Two years after becoming law in France, a ban on face-covering Muslim veils is facing a pair of high-profile legal challenges. The cases in French and European courts may force Paris to roll back the legislation and have ramifications elsewhere in Europe.
In 2011, France became the first European country to ban face-covering Muslim veils in public places. The legislation was generally to include items like ski masks as well as veils, but many felt it singled out France's five-million-strong Muslim community, the largest in Europe. The debate also spread across the region. Belgium followed France in adopting the ban. In September, so did a canton in southern Switzerland.
France argues the ban is needed for security reasons and to protect its secular traditions.
But today, France's ban faces legal challenges - one at the European Court of Human Rights in Strasbourg and another at a trial that opened this week in the Paris suburb of Versailles.
The plaintiff, a 20-year-old convert to Islam called Cassandra Belin, did not appear at the opening of the Versaille trial. But her lawyer, Philippe Bataille, questions the constitutionality of the ban, which was passed under the previous conservative government.
At the time, France's Constitutional Council, the highest legal body, had no objections to the legislation. But Bataille argues it should reexamine the ban, looking specifically at whether it violates personal freedoms and human dignity enshrined by French and European laws.
Bataille says the legislation is only acceptable in narrow circumstances - like airport checks - when a covered face could pose a security risk.
For some Muslims like M'Hammed Henniche, General Secretary of the Union of Muslim Associations of the Seine-Saint-Denis region outside Paris, the legislation makes no sense.
Henniche notes only a small minority of Muslim women in France wear the face veil. It's unlikely to change their habits, but it has succeeded in riling the larger Muslim community and giving France a bad name.
Henniche also lists a series of other debates in recent years - against minarets in mosques, street prayers on Fridays, halal meat and whether foreigners should vote. All have cemented a belief among French Muslims that they are being singled out.

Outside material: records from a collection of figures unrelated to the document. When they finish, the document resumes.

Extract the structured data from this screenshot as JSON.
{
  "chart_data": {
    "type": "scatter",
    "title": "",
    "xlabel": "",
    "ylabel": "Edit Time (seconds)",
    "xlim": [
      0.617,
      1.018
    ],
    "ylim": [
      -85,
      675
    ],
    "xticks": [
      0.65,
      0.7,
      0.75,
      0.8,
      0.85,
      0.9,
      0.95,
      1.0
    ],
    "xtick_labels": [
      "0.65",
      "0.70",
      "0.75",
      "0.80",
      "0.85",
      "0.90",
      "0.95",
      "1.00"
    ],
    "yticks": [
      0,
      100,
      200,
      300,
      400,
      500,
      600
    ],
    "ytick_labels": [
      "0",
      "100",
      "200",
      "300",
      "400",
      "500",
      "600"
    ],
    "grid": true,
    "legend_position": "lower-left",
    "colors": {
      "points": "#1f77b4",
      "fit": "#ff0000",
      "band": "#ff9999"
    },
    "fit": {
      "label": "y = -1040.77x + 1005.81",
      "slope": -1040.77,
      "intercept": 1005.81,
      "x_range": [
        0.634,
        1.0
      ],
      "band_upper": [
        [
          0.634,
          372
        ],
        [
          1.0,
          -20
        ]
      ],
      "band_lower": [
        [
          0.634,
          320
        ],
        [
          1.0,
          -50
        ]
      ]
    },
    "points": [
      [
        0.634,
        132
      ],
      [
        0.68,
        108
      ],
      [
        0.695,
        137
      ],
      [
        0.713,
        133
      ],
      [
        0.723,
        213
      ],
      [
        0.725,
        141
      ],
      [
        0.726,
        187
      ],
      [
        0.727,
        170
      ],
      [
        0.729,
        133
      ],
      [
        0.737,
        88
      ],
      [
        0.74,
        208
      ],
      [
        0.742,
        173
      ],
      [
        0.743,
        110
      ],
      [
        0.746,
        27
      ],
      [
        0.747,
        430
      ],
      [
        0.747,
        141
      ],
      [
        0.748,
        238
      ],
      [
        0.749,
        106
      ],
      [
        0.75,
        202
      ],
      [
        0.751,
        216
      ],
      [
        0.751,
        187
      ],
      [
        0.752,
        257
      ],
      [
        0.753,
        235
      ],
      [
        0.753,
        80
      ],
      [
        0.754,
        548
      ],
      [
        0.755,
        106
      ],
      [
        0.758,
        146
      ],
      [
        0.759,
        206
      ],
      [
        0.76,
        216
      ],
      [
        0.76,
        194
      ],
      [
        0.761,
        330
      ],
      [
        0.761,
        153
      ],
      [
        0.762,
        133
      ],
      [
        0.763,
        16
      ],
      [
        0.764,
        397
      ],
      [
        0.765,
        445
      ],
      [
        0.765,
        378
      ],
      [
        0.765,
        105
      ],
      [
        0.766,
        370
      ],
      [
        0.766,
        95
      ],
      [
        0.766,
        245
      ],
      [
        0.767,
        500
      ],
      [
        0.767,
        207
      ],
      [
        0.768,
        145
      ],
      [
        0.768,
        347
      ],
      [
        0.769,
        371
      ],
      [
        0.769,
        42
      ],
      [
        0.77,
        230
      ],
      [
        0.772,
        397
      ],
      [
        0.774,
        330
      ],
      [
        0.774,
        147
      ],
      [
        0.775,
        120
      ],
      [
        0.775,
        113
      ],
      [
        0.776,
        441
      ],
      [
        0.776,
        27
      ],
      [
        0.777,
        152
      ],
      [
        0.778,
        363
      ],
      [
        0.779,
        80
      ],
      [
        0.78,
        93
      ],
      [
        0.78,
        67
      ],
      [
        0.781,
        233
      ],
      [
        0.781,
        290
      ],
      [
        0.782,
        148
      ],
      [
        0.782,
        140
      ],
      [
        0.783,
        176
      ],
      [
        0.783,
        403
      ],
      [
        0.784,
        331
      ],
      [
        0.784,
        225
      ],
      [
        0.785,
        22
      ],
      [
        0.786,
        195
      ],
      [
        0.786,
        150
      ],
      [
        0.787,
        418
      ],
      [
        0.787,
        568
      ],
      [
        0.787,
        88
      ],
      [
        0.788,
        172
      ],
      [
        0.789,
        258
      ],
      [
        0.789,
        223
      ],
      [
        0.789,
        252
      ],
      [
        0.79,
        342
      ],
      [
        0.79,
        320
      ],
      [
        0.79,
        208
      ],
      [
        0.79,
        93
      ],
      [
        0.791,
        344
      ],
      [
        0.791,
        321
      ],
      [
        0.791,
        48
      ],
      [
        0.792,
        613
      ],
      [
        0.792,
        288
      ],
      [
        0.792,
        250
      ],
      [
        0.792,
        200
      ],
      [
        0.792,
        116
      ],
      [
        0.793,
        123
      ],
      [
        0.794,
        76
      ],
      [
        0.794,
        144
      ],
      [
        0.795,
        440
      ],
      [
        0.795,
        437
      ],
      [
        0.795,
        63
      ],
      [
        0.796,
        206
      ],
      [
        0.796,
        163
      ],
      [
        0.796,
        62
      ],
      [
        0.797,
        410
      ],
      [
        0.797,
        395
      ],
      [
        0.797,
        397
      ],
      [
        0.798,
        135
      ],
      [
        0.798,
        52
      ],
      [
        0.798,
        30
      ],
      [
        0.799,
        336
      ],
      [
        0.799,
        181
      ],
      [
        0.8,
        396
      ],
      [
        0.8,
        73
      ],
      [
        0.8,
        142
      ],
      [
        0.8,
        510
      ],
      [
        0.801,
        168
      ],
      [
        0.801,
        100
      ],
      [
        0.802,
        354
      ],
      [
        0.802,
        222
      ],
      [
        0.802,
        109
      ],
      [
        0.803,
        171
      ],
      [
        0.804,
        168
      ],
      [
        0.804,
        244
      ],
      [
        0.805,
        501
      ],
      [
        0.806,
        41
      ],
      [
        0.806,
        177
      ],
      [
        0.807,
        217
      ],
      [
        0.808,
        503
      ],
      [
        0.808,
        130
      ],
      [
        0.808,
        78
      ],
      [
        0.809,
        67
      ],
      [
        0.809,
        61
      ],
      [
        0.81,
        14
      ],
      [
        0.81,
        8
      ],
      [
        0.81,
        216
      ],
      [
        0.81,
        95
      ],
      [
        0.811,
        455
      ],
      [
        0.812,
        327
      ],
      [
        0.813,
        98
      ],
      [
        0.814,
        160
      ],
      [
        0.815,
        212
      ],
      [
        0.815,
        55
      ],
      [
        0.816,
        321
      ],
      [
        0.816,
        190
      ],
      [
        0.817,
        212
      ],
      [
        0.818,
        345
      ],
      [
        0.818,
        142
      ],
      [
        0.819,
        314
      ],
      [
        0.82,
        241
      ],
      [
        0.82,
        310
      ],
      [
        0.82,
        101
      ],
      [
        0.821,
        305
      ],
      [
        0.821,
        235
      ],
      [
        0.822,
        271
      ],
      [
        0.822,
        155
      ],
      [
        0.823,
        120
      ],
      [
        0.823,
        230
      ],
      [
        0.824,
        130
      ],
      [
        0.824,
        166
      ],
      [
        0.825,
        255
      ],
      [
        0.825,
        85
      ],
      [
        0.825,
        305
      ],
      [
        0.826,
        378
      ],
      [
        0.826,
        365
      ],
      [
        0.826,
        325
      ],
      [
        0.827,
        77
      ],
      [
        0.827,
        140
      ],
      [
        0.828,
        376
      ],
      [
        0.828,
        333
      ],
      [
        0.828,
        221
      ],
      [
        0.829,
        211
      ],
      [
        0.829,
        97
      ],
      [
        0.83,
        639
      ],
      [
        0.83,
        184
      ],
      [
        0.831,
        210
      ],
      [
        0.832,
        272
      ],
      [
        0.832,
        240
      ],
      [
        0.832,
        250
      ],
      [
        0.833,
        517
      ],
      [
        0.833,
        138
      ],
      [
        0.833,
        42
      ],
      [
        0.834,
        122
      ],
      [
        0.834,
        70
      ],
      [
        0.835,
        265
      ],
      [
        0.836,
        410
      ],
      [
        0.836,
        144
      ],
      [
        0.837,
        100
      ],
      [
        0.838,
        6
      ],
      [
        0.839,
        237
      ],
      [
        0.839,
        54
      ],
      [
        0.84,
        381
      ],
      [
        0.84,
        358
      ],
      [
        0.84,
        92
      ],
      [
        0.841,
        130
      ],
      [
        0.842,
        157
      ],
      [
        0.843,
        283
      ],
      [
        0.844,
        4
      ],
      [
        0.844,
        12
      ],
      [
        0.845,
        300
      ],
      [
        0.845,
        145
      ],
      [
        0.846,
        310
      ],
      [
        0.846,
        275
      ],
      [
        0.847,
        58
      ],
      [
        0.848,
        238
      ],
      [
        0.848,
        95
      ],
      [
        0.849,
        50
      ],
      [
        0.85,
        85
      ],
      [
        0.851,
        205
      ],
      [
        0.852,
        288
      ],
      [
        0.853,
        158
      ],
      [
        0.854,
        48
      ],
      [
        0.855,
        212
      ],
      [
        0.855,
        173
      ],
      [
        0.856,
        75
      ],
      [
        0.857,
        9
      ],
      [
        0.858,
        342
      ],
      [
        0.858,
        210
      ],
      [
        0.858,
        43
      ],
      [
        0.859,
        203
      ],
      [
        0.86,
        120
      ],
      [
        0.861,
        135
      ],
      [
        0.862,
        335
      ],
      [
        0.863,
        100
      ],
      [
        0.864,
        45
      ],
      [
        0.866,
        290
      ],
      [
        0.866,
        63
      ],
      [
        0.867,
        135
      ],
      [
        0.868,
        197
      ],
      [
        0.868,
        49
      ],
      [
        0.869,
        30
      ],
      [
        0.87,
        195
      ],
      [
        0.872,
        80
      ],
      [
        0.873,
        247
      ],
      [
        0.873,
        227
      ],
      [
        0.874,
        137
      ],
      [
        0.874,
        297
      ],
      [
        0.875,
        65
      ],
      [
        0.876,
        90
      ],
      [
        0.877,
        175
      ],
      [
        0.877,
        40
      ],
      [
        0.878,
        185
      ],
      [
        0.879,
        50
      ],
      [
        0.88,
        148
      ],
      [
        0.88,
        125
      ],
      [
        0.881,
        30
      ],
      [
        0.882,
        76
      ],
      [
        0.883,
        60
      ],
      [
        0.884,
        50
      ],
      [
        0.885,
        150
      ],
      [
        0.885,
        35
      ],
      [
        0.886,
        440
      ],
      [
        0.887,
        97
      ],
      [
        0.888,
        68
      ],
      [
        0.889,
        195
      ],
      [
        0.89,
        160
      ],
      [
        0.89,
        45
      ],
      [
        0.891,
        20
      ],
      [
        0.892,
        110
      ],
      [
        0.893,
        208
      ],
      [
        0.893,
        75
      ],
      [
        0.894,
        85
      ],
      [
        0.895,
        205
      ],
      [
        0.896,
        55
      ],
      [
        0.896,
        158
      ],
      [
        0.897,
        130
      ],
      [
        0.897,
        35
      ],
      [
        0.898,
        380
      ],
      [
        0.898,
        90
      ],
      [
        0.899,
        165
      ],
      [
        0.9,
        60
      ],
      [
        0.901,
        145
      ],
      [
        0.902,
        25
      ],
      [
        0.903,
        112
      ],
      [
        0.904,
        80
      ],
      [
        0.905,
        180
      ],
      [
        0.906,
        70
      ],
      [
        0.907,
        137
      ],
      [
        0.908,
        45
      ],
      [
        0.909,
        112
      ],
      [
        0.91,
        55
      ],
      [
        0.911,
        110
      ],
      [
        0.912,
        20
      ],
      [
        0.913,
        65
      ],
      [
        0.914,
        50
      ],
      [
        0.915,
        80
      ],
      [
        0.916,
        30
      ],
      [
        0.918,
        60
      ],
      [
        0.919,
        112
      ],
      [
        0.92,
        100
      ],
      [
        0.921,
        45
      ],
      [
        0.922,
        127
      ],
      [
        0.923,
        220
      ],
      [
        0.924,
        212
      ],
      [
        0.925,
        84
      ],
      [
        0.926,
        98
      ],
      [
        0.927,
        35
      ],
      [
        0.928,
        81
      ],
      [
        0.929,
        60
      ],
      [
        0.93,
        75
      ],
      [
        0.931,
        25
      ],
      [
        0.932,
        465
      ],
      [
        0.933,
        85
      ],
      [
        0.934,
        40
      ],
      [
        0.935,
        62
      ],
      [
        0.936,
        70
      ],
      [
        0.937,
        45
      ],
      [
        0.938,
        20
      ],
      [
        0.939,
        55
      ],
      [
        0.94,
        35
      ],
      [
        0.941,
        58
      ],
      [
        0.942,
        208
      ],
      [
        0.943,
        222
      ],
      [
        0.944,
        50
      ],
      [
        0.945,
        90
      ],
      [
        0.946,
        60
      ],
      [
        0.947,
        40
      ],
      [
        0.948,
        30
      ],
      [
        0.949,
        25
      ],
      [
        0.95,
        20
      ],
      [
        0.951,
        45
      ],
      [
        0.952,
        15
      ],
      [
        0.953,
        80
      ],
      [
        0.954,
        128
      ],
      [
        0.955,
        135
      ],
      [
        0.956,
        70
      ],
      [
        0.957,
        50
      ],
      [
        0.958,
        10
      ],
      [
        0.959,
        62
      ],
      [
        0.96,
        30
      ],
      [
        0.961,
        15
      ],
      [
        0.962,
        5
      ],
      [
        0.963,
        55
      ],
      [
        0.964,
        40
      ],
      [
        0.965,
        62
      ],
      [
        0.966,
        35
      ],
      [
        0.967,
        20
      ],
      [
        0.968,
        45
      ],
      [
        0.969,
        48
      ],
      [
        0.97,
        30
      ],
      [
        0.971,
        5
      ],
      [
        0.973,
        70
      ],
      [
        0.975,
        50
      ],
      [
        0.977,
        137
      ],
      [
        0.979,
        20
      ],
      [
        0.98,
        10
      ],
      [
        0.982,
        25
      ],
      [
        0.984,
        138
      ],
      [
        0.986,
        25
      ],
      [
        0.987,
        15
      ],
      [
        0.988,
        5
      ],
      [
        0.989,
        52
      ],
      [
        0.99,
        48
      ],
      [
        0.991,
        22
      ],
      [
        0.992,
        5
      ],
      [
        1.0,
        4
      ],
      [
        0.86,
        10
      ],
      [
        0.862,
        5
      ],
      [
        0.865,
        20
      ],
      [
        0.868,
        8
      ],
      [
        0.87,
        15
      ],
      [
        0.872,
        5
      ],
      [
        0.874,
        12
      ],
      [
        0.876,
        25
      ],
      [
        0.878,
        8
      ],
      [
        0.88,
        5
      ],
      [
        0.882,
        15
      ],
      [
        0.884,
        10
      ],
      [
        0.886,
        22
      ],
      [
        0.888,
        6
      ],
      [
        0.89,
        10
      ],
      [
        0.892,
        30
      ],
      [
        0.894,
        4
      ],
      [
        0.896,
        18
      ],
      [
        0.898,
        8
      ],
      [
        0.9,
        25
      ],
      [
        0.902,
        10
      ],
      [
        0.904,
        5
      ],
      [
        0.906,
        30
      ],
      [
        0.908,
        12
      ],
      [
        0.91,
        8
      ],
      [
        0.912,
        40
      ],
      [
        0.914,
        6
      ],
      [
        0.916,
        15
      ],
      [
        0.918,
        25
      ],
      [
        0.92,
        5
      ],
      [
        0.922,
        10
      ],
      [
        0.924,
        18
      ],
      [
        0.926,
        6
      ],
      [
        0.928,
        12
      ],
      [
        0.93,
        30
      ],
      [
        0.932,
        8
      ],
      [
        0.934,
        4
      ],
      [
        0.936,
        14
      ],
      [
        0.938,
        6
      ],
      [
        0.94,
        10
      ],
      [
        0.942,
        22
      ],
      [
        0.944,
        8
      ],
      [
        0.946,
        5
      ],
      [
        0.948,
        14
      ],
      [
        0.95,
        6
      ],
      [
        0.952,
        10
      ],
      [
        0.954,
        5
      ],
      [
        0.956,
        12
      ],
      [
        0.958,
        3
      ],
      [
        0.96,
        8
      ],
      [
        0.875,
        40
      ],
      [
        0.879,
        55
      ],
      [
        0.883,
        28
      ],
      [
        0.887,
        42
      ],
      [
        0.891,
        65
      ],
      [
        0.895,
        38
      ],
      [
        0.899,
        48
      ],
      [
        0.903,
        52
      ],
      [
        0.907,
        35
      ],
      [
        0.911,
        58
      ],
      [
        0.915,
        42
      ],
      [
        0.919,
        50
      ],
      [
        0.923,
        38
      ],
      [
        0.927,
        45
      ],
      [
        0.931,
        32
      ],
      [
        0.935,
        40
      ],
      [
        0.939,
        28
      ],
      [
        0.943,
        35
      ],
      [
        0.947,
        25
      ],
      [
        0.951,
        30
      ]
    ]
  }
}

French authorities estimate only a few hundred women have been stopped or fined for wearing veils since the ban came into effect. Many are repeat offenders. But the ban continues to spark deep divisions. In November, the European rights court in Strasbourg agreed to examine it.
Nicolas Cadene, of the government's Observatory on Secularism, says if the European Court decides the law goes against Europe's human rights convention, France may need to draft new legislation.
Verdicts for both the French and European court challenges will be delivered next year. And like the veil ban, they are likely to resonate far beyond France's borders.